Any room with a vaulted ceiling will seem much more spacious than if it had a standard ceiling. This structure actually adds a sort of majestic touch to the room. These imposing rooms featuring ceilings that are usually double the height of a normal room can lend a space a feeling of grandeur.
People who have homes with an antique decor must be familiar with the vaulted ceilings. The light reflected overhead gives an open feeling even to a very small room.
Unfortunately, the tendency is to try to fill up the space with a lot of accessories — hanging plants, lots of small pictures, fake beams, or whatever. This approach usually ends in a cluttered space. Decorating rooms with vaulted ceilings can be one of the toughest challenges that an amateur has to face.
You can use the extra overhead space for large chandeliers, skylights or interesting paint combinations. Also, you can decide if you want to emphasize any special features of a vaulted ceiling, such as cedar beams or timber-frame joists that span the room.
You don’t necessarily need to paint every vaulted ceiling white or a light neutral color. An excellent way to compliment the vaulted ceiling design is with paint, in a color, which will compliment a particular room in a tone that will subtly contrast with the existing wall colors.
Tip: paint the ceilings a darker color than the walls.
Bedroom with Vaulted Ceiling:
Especially a bedroom with a vaulted ceiling, the instinct is to paint the entire room white or some other neutral color like beige, light tan, cream or gray because these colors on ceiling give the illusion of more space. However don’t pick a rich color for both the ceiling and the walls, because that has a tendency to make the space feel claustrophobic or too dark. Instead of rich colors be wise to pick a softer shade.

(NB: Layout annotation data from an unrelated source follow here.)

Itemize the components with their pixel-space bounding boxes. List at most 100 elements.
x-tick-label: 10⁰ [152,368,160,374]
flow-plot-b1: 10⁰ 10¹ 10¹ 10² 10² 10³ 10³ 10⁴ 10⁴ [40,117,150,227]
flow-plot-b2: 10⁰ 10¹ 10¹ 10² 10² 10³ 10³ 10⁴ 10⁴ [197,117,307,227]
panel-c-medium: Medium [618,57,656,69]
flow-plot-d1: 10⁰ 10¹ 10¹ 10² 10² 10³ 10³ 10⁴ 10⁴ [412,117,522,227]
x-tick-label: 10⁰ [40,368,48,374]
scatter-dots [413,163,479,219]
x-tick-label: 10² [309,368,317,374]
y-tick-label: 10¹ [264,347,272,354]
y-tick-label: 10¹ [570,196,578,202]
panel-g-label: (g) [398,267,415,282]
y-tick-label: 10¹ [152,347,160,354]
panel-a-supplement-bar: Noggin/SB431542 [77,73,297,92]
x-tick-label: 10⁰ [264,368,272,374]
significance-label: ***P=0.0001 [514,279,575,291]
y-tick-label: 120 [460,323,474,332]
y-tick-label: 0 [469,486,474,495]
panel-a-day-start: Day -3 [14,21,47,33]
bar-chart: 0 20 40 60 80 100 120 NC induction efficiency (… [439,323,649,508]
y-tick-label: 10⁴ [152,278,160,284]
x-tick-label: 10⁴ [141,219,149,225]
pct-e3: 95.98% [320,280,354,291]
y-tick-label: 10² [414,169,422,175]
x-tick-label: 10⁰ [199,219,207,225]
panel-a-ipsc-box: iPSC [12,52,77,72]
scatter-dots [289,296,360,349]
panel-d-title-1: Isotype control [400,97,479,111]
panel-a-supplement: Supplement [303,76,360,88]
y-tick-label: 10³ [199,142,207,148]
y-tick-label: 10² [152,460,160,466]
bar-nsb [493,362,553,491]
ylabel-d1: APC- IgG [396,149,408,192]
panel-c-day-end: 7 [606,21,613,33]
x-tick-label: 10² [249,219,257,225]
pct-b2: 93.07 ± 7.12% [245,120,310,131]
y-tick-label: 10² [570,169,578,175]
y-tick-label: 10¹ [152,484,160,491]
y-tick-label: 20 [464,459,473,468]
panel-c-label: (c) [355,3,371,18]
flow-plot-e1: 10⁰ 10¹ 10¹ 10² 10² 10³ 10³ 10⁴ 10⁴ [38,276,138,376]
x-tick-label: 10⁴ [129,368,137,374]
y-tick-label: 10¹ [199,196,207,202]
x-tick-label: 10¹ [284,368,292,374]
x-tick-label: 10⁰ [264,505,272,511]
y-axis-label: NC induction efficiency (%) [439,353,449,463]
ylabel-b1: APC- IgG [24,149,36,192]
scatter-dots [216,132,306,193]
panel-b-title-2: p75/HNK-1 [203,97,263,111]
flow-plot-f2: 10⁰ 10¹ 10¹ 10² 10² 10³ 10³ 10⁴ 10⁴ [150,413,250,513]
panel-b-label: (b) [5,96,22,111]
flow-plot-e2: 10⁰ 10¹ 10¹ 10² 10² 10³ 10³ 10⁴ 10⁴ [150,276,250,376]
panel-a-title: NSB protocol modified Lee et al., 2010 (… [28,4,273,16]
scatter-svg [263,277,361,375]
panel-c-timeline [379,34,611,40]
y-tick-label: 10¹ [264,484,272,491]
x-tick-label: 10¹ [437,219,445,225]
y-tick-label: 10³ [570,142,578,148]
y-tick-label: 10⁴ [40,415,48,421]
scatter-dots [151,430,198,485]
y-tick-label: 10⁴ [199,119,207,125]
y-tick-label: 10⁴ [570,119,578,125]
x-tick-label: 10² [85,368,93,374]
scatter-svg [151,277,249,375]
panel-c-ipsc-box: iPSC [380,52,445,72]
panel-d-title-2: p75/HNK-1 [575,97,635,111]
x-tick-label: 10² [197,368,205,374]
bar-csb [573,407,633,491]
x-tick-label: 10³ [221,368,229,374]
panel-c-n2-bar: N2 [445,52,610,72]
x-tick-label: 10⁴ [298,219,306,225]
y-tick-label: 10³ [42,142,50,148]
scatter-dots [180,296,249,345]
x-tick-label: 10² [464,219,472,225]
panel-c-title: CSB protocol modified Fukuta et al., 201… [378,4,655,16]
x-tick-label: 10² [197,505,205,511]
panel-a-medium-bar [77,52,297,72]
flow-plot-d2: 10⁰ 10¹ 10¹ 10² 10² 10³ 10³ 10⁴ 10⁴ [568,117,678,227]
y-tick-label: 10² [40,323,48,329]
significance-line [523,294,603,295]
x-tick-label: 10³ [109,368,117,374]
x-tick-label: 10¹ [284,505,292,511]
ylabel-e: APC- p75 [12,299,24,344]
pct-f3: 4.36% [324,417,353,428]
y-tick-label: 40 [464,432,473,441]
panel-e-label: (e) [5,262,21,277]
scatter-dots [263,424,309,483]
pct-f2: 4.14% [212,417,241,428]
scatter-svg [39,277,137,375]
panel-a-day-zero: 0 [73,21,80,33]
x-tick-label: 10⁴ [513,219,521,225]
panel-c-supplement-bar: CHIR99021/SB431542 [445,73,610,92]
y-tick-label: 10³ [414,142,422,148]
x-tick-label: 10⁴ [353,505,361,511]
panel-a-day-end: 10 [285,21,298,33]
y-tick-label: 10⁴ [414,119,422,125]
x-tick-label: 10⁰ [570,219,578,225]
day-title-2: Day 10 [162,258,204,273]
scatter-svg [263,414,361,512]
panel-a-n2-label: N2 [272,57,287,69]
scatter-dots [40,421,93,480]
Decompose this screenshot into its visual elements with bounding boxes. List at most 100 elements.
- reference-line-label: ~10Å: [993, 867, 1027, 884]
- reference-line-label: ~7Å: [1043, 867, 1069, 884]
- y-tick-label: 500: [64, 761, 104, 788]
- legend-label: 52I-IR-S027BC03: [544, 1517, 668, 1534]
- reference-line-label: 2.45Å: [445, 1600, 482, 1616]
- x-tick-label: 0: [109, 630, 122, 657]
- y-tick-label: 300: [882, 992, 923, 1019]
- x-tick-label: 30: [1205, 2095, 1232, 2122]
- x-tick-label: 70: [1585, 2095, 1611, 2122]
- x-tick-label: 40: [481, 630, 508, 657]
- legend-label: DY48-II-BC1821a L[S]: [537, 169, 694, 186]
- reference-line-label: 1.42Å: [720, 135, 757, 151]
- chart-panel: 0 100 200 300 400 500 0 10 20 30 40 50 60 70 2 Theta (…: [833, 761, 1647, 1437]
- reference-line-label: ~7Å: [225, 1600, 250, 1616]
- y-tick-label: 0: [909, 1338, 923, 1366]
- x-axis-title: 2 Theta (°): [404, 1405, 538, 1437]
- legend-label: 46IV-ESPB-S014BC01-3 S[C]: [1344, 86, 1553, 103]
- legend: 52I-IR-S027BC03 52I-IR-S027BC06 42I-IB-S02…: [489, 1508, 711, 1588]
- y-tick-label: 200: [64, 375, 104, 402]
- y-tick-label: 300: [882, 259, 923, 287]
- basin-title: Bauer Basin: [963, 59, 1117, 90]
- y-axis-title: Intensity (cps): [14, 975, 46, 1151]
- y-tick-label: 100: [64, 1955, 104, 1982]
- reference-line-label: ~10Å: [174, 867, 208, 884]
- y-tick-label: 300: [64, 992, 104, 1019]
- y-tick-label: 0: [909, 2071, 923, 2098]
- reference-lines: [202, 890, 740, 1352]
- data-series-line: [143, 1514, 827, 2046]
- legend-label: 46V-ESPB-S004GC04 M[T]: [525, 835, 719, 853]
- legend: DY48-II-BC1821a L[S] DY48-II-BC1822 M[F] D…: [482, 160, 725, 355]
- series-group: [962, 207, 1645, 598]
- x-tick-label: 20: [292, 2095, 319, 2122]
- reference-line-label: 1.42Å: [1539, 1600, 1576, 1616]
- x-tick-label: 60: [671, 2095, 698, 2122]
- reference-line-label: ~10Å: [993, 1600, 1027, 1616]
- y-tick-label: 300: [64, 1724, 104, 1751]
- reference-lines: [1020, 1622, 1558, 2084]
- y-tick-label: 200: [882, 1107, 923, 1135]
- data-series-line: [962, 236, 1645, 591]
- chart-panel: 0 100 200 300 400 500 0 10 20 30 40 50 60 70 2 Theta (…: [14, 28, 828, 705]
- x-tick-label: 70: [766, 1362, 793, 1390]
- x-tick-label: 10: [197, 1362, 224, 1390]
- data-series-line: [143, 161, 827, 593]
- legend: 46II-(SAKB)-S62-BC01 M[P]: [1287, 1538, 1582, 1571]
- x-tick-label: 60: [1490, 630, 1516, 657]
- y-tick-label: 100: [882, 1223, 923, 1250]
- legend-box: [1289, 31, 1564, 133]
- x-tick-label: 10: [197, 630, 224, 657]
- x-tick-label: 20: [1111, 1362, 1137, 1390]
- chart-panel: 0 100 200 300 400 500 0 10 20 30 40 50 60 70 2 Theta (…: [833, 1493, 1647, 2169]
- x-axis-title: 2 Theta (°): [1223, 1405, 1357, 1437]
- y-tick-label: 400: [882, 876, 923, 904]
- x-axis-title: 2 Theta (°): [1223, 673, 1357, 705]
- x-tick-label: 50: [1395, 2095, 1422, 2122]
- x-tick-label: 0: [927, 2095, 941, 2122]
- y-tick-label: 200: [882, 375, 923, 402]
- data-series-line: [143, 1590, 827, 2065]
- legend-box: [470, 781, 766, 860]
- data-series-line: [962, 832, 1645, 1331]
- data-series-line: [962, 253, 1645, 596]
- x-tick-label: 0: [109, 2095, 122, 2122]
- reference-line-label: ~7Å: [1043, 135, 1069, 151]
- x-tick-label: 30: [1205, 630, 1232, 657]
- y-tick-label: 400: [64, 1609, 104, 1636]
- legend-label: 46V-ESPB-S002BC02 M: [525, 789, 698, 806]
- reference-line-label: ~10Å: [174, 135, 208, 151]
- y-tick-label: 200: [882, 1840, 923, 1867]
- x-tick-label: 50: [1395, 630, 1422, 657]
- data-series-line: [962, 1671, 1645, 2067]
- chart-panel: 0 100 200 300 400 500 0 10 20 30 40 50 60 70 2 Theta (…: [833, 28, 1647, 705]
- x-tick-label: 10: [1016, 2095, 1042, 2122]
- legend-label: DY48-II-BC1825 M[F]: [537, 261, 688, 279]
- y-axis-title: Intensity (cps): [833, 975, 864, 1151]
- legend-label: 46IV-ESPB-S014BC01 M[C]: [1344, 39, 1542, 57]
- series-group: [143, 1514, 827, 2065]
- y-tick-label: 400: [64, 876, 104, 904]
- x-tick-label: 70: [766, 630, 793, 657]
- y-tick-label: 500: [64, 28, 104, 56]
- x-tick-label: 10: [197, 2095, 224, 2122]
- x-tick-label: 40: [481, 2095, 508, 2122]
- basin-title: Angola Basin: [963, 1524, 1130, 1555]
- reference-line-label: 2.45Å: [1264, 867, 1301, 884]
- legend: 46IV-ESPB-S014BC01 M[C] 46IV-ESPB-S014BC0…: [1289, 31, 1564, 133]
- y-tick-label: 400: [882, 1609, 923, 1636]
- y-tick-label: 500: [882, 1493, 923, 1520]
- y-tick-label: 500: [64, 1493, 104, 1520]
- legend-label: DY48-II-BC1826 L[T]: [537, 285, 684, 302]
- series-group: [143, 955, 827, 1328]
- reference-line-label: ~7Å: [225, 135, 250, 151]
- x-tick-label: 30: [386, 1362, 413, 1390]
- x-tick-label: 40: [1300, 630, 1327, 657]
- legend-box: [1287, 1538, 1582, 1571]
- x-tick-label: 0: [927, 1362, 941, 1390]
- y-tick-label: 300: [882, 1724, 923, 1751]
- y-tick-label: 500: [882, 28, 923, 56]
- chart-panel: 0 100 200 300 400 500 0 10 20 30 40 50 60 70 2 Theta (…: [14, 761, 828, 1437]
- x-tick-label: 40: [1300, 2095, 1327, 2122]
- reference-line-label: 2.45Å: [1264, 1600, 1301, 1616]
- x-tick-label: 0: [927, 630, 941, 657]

However, use white for small rooms. While a huge room with a vaulted ceiling may accommodate brown paint to match woodwork, a small room requires a different approach.
Use of wooden beams is a wonderful concept in vaulted ceiling design. Beams over drywall or open beams can contrast with ceiling paint. Imagine that: vaulted ceiling painted in white and black painted beams for great contrast or vaulted ceiling painted in beige and dark brown beams.
Also, you can use stained wood trim to accent the room’s colors. Whatever colors you use for walls or the vaulted ceiling, you might choose to incorporate stained wood trim to give the room an upscale look.
Care should be taken however as too much added architecture will cause the vaulted ceiling to appear far too heavy and loaded for the specific room.
Incorporate Texture in Vaulted Ceiling:
To incorporate texture in vaulted ceiling design can be obtained in several ways, such as coffers or trays as well as textured paint. You can use venation plaster, sponge and dry brushes with bolder colors, to give depth to the texture of the walls.
Incorporating textured paint to vaulted ceiling design will cause the room to be portrayed as a singular unit as it will draw the vaulted ceiling deep into the design of the room. If for example all the walls in the particular room are light in color, it is wise to paint the high ceiling the same color and add textured paint.
One of the most important factors to take in consideration is to match light fixtures. Use a paint scheme to accent chandeliers. For example, you might paint the main beam running through the center of the ceiling pale gray. Match the gray to a couple of pewter chandeliers in the room.
TIP: Prepare yourself; draw the design in detail using colored pencils to determine if the color scheme is practical before investing in any kind of detailing.